Amazingly, even after Lind published his Treatise of the Scurvy (1753), it took another forty years for lemon juice to be adopted as the standard remedy. Wootton provocatively suggests that this is a case where doctors have rewritten the history of medicine to turn a great failure into a great triumph. Instead of remembering all those thousands of preventable deaths from scurvy, all we remember is the successful discovery of the cure.
posted by verstegan at 4:01 PM on March 8, 2010 [3 favorites]


vapidave: "What strikes me as odd about losing the cure for scurvy is that the sailors and explorers surely encountered native populations from the Inuit to Scandinavia and further still in their travels that weren't suffering from scurvy..."

That struck me as odd too. If you read Jared Diamond's Collapse, [SPOILER AHEAD*] he has some interesting comments about how the Norse colonists in Greenland made life hell for themselves by refusing to eat fish, and by refusing to associate with and learn from the native people next door. To oversimplify, cultural factors made it almost impossible for them to utilize those resources, and maybe the same thing is at work when sophisticated Europeans looked at scurvy-free native populations elsewhere.

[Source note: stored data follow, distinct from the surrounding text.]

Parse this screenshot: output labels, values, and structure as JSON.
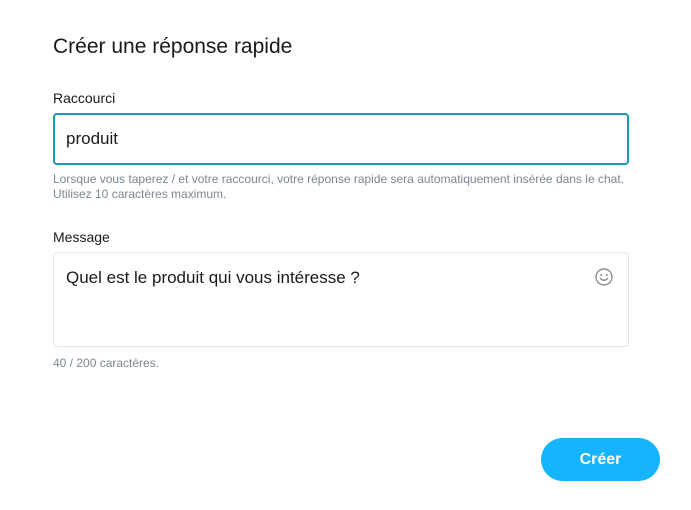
{
  "dialog": {
    "title": "Créer une réponse rapide"
  },
  "shortcut": {
    "label": "Raccourci",
    "value": "produit",
    "hint": "Lorsque vous taperez / et votre raccourci, votre réponse rapide sera automatiquement insérée dans le chat. Utilisez 10 caractères maximum."
  },
  "message": {
    "label": "Message",
    "value": "Quel est le produit qui vous intéresse ?",
    "emoji_icon": "smiley-icon",
    "counter": "40 / 200 caractères."
  },
  "actions": {
    "create_label": "Créer"
  },
  "colors": {
    "accent": "#14b4ff",
    "focus_border": "#1b97b8",
    "hint_text": "#7b8794"
  }
}
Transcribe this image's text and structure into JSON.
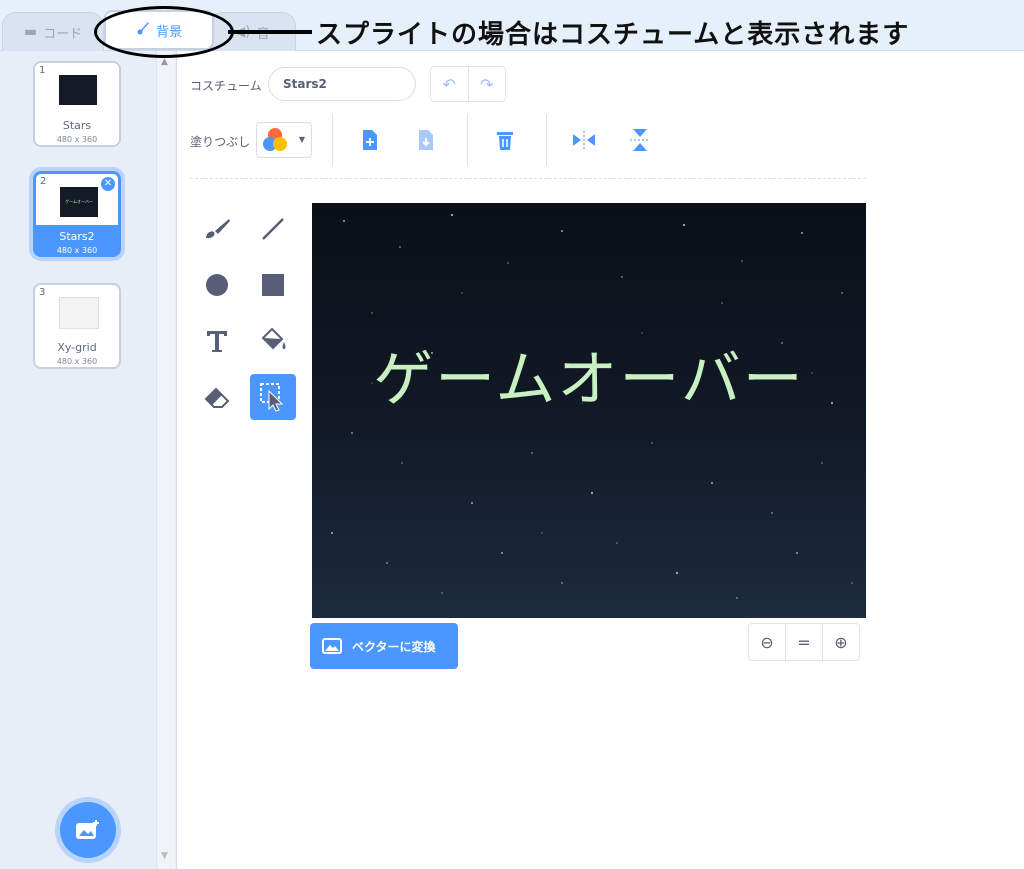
{
  "tabs": {
    "code": "コード",
    "costume": "背景",
    "sound": "音"
  },
  "annotation": "スプライトの場合はコスチュームと表示されます",
  "costumes": [
    {
      "index": "1",
      "name": "Stars",
      "size": "480 x 360"
    },
    {
      "index": "2",
      "name": "Stars2",
      "size": "480 x 360",
      "selected": true
    },
    {
      "index": "3",
      "name": "Xy-grid",
      "size": "480 x 360"
    }
  ],
  "editor": {
    "costume_label": "コスチューム",
    "costume_name": "Stars2",
    "fill_label": "塗りつぶし",
    "canvas_text": "ゲームオーバー",
    "convert_button": "ベクターに変換"
  },
  "colors": {
    "accent": "#4c97ff",
    "canvas_text": "#c9f0c0"
  }
}
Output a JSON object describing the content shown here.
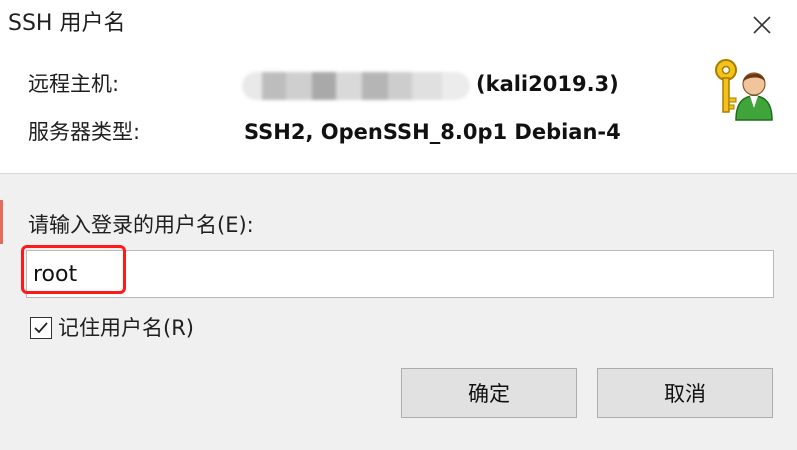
{
  "window": {
    "title": "SSH 用户名",
    "close_glyph": "✕"
  },
  "info": {
    "host_label": "远程主机:",
    "host_value": "(kali2019.3)",
    "server_type_label": "服务器类型:",
    "server_type_value": "SSH2, OpenSSH_8.0p1 Debian-4"
  },
  "form": {
    "prompt_label": "请输入登录的用户名(E):",
    "username_value": "root",
    "remember_label": "记住用户名(R)",
    "remember_checked": true
  },
  "buttons": {
    "ok_label": "确定",
    "cancel_label": "取消"
  },
  "icons": {
    "user_key": "user-key-icon",
    "close": "close-icon",
    "check": "check-icon"
  },
  "colors": {
    "highlight": "#ff1a1a",
    "panel_bg": "#ffffff",
    "dialog_bg": "#f0f0f0",
    "button_bg": "#e1e1e1"
  }
}
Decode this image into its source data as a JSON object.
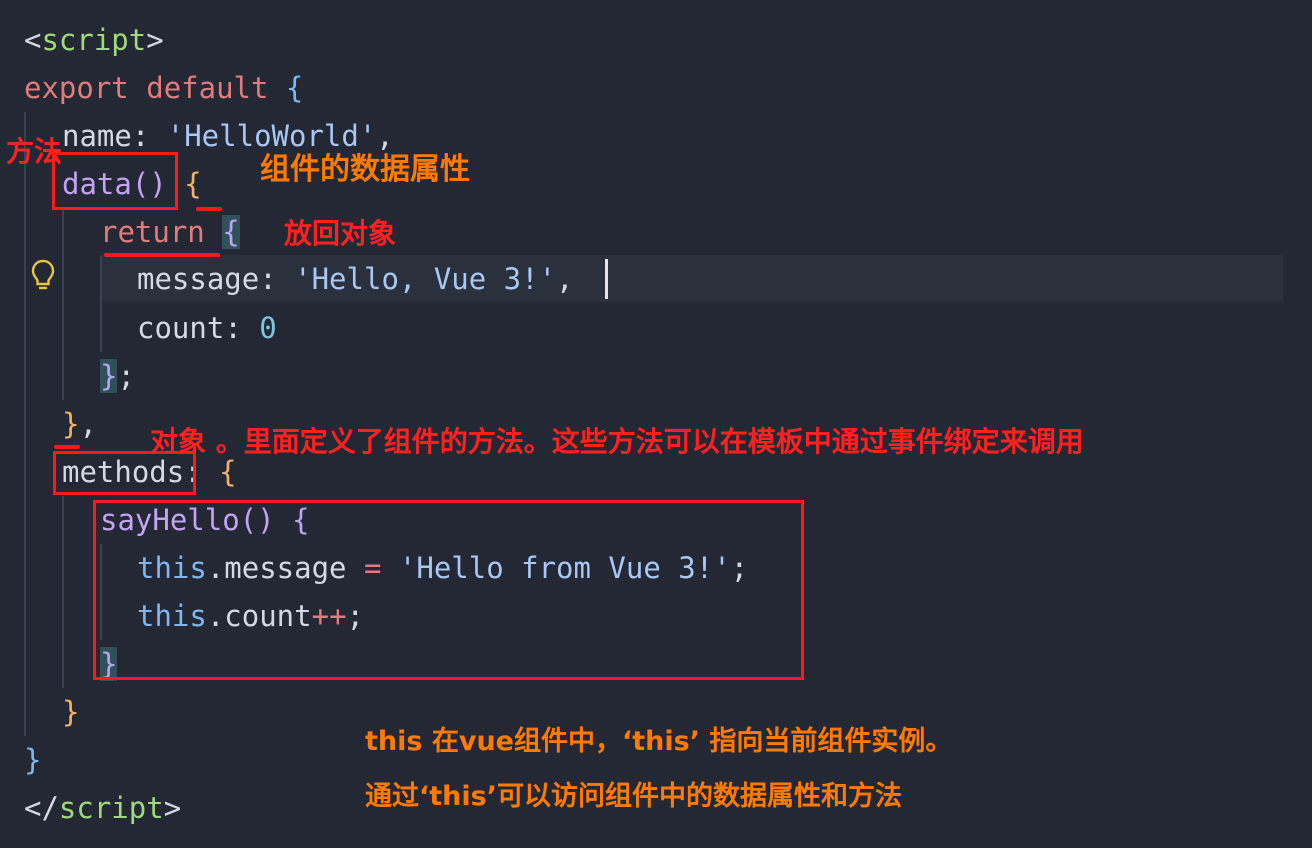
{
  "code": {
    "l1_open": "<",
    "l1_tag": "script",
    "l1_close": ">",
    "l2_export": "export",
    "l2_default": "default",
    "l2_brace": "{",
    "l3_name": "name",
    "l3_colon": ": ",
    "l3_value": "'HelloWorld'",
    "l3_comma": ",",
    "l4_fn": "data()",
    "l4_brace": "{",
    "l5_return": "return",
    "l5_brace": "{",
    "l6_key": "message",
    "l6_colon": ": ",
    "l6_value": "'Hello, Vue 3!'",
    "l6_comma": ",",
    "l7_key": "count",
    "l7_colon": ": ",
    "l7_value": "0",
    "l8_brace": "}",
    "l8_semi": ";",
    "l9_brace": "}",
    "l9_comma": ",",
    "l10_key": "methods",
    "l10_colon": ": ",
    "l10_brace": "{",
    "l11_fn": "sayHello()",
    "l11_brace": "{",
    "l12_this": "this",
    "l12_prop": ".message ",
    "l12_op": "=",
    "l12_value": "'Hello from Vue 3!'",
    "l12_semi": ";",
    "l13_this": "this",
    "l13_prop": ".count",
    "l13_op": "++",
    "l13_semi": ";",
    "l14_brace": "}",
    "l15_brace": "}",
    "l16_brace": "}",
    "l17_open": "</",
    "l17_tag": "script",
    "l17_close": ">"
  },
  "annotations": {
    "method_label": "方法",
    "data_props": "组件的数据属性",
    "return_obj": "放回对象",
    "methods_desc": "对象 。里面定义了组件的方法。这些方法可以在模板中通过事件绑定来调用",
    "this_line1": "this 在vue组件中，‘this’ 指向当前组件实例。",
    "this_line2": "通过‘this’可以访问组件中的数据属性和方法"
  },
  "colors": {
    "background": "#232834",
    "annotation_red": "#ff1a1a",
    "annotation_orange": "#ff7a00"
  }
}
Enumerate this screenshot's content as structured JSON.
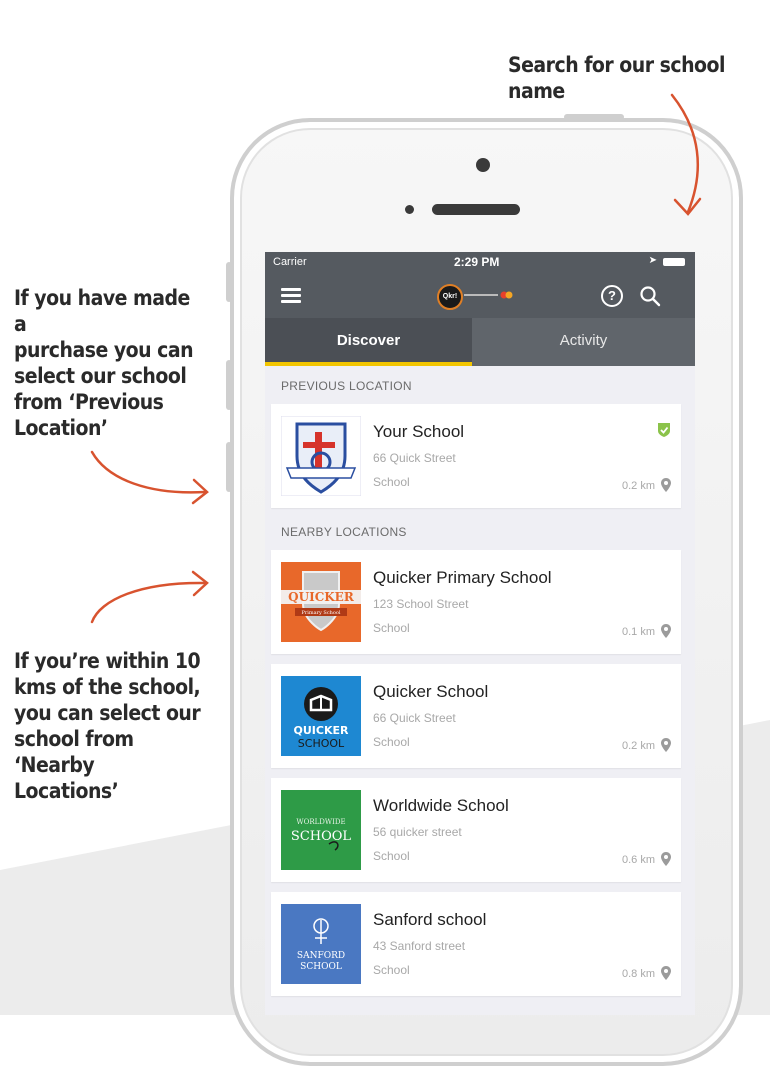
{
  "callouts": {
    "search": "Search for our school name",
    "previous": "If you have made a\npurchase you can\nselect our school\nfrom ‘Previous\nLocation’",
    "nearby": "If you’re within 10\nkms of the school,\nyou can select our\nschool from\n‘Nearby Locations’"
  },
  "status_bar": {
    "carrier": "Carrier",
    "time": "2:29 PM"
  },
  "app_bar": {
    "logo_text": "Qkr!",
    "icons": [
      "menu-icon",
      "help-icon",
      "search-icon"
    ]
  },
  "tabs": [
    {
      "label": "Discover",
      "active": true
    },
    {
      "label": "Activity",
      "active": false
    }
  ],
  "sections": {
    "previous": {
      "label": "PREVIOUS LOCATION",
      "items": [
        {
          "name": "Your School",
          "address": "66 Quick Street",
          "type": "School",
          "distance": "0.2 km",
          "verified": true
        }
      ]
    },
    "nearby": {
      "label": "NEARBY LOCATIONS",
      "items": [
        {
          "name": "Quicker Primary School",
          "address": "123 School Street",
          "type": "School",
          "distance": "0.1 km",
          "logo_text": [
            "QUICKER",
            "Primary School"
          ]
        },
        {
          "name": "Quicker School",
          "address": "66 Quick Street",
          "type": "School",
          "distance": "0.2 km",
          "logo_text": [
            "QUICKER",
            "SCHOOL"
          ]
        },
        {
          "name": "Worldwide School",
          "address": "56 quicker street",
          "type": "School",
          "distance": "0.6 km",
          "logo_text": [
            "WORLDWIDE",
            "SCHOOL"
          ]
        },
        {
          "name": "Sanford school",
          "address": "43 Sanford street",
          "type": "School",
          "distance": "0.8 km",
          "logo_text": [
            "SANFORD",
            "SCHOOL"
          ]
        }
      ]
    }
  },
  "colors": {
    "app_bar": "#555a60",
    "tab_indicator": "#f2c500",
    "arrow": "#d8532f",
    "verified": "#8bc34a",
    "screen_bg": "#efeff4"
  }
}
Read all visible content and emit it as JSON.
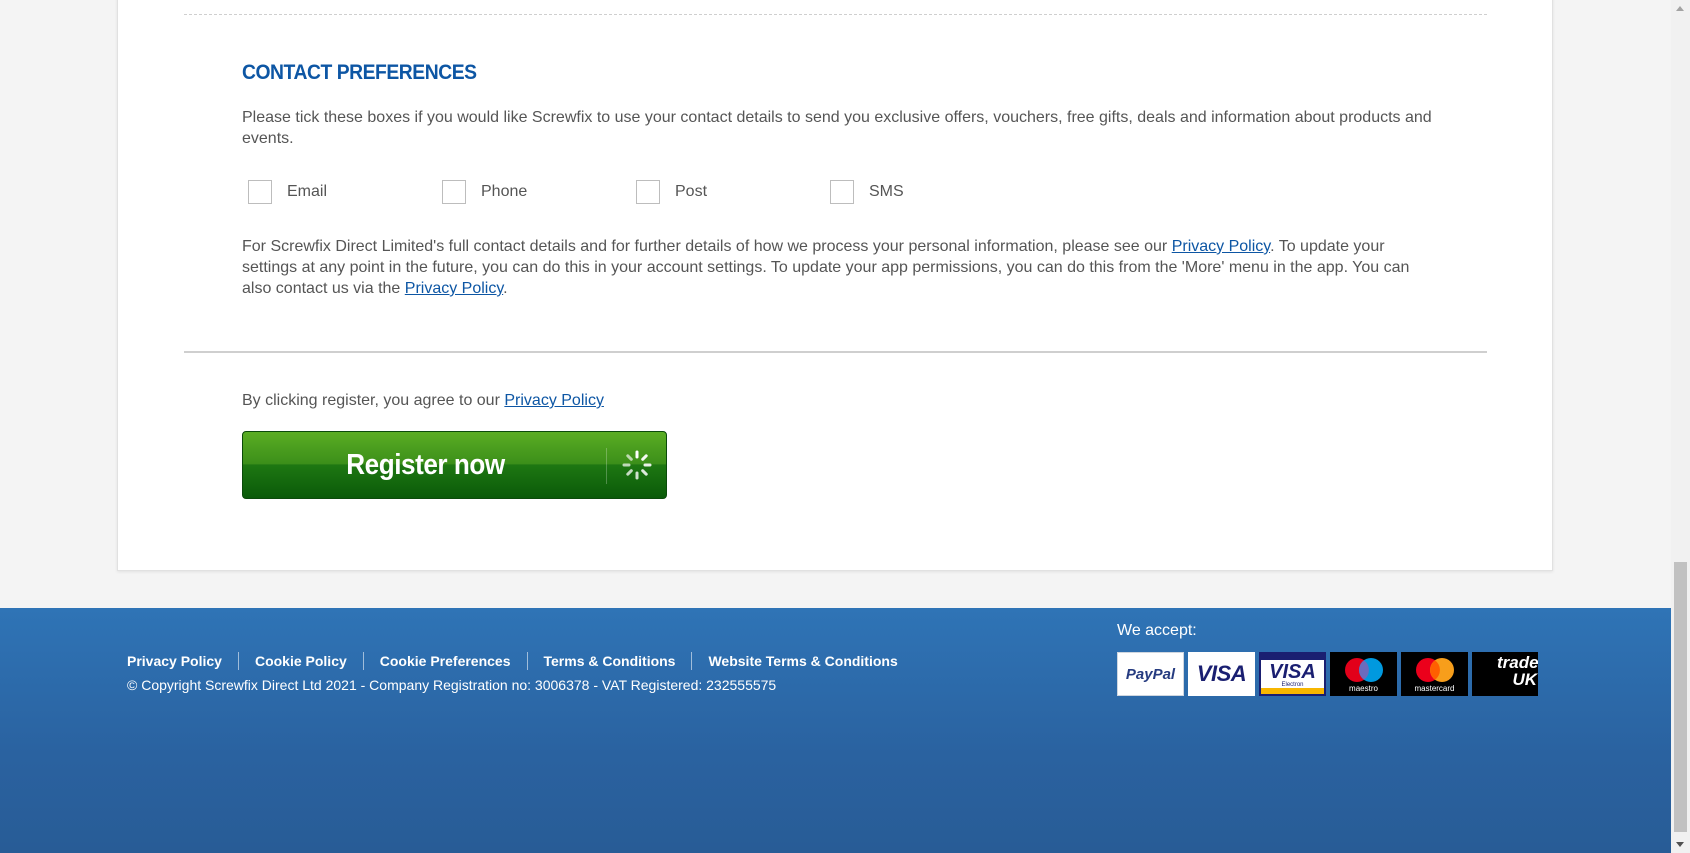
{
  "contact": {
    "title": "CONTACT PREFERENCES",
    "intro": "Please tick these boxes if you would like Screwfix to use your contact details to send you exclusive offers, vouchers, free gifts, deals and information about products and events.",
    "options": [
      {
        "label": "Email",
        "checked": false
      },
      {
        "label": "Phone",
        "checked": false
      },
      {
        "label": "Post",
        "checked": false
      },
      {
        "label": "SMS",
        "checked": false
      }
    ],
    "details_1": "For Screwfix Direct Limited's full contact details and for further details of how we process your personal information, please see our ",
    "details_link_1": "Privacy Policy",
    "details_2": ". To update your settings at any point in the future, you can do this in your account settings. To update your app permissions, you can do this from the 'More' menu in the app. You can also contact us via the ",
    "details_link_2": "Privacy Policy",
    "details_3": "."
  },
  "register": {
    "agree_text": "By clicking register, you agree to our ",
    "agree_link": "Privacy Policy",
    "button_label": "Register now",
    "loading": true
  },
  "footer": {
    "links": [
      "Privacy Policy",
      "Cookie Policy",
      "Cookie Preferences",
      "Terms & Conditions",
      "Website Terms & Conditions"
    ],
    "copyright": "© Copyright Screwfix Direct Ltd 2021 - Company Registration no: 3006378 - VAT Registered: 232555575",
    "accept_label": "We accept:",
    "payment_cards": [
      {
        "name": "paypal",
        "label": "PayPal"
      },
      {
        "name": "visa",
        "label": "VISA"
      },
      {
        "name": "visa-electron",
        "label": "VISA",
        "sublabel": "Electron"
      },
      {
        "name": "maestro",
        "label": "maestro"
      },
      {
        "name": "mastercard",
        "label": "mastercard"
      },
      {
        "name": "trade-uk",
        "label": "trade UK"
      }
    ]
  },
  "colors": {
    "heading_blue": "#0d56a4",
    "link_blue": "#0d56a4",
    "button_green": "#3c8f1a",
    "footer_blue": "#2f74b6"
  }
}
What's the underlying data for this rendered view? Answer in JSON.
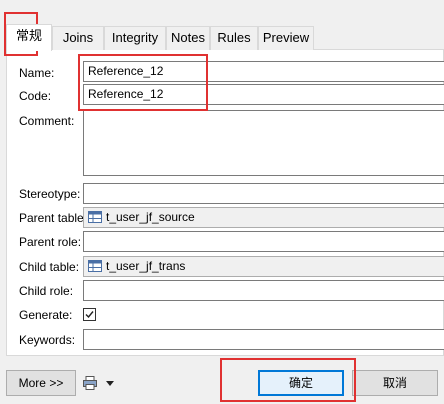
{
  "tabs": [
    {
      "label": "常规",
      "active": true
    },
    {
      "label": "Joins"
    },
    {
      "label": "Integrity"
    },
    {
      "label": "Notes"
    },
    {
      "label": "Rules"
    },
    {
      "label": "Preview"
    }
  ],
  "form": {
    "name_label": "Name:",
    "name_value": "Reference_12",
    "code_label": "Code:",
    "code_value": "Reference_12",
    "comment_label": "Comment:",
    "comment_value": "",
    "stereotype_label": "Stereotype:",
    "stereotype_value": "",
    "parent_table_label": "Parent table:",
    "parent_table_value": "t_user_jf_source",
    "parent_role_label": "Parent role:",
    "parent_role_value": "",
    "child_table_label": "Child table:",
    "child_table_value": "t_user_jf_trans",
    "child_role_label": "Child role:",
    "child_role_value": "",
    "generate_label": "Generate:",
    "generate_checked": true,
    "keywords_label": "Keywords:",
    "keywords_value": ""
  },
  "footer": {
    "more_label": "More >>",
    "ok_label": "确定",
    "cancel_label": "取消"
  },
  "colors": {
    "highlight": "#e03131",
    "default_button": "#0078d7"
  },
  "icons": {
    "table": "table-icon",
    "print": "print-icon",
    "dropdown": "dropdown-arrow-icon",
    "check": "checkmark-icon"
  }
}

*I thought this part was fascinating.
posted by sneebler at 5:49 PM on March 8, 2010 [1 favorite]


A young man in Eugene, Oregon once related a story of a friend. Said friend was a typical college student, living away from home, and as he abhorred cooking was surviving on ramen noodles and soda -- to such an extent that he fell ill...with scurvy.

Without mentioning any names, I was told a similar anecdote by a Mefite about another Mefite.
posted by goshling at 7:09 PM on March 8, 2010


We should just fix L-gulonolactone oxidase, the defective primate gene that's caused all this trouble over the years.
posted by benzenedream at 11:56 PM on March 8, 2010 [4 favorites]



A young man in Eugene, Oregon once related a story of a friend. Said friend was a typical college student, living away from home, and as he abhorred cooking was surviving on ramen noodles and soda -- to such an extent that he fell ill...with scurvy.

Without mentioning any names, I was told a similar anecdote by a Mefite about another Mefite.


My god, you may be right. It wasn't the diet, it was Metafilter. Metafilter causes scurvy!
posted by TwelveTwo at 1:52 AM on March 12, 2010


I prescribe two daily tablespoons of Dr. Electroboy's Miracle Scurvy Preventer and Brass Polish for your very serious condition.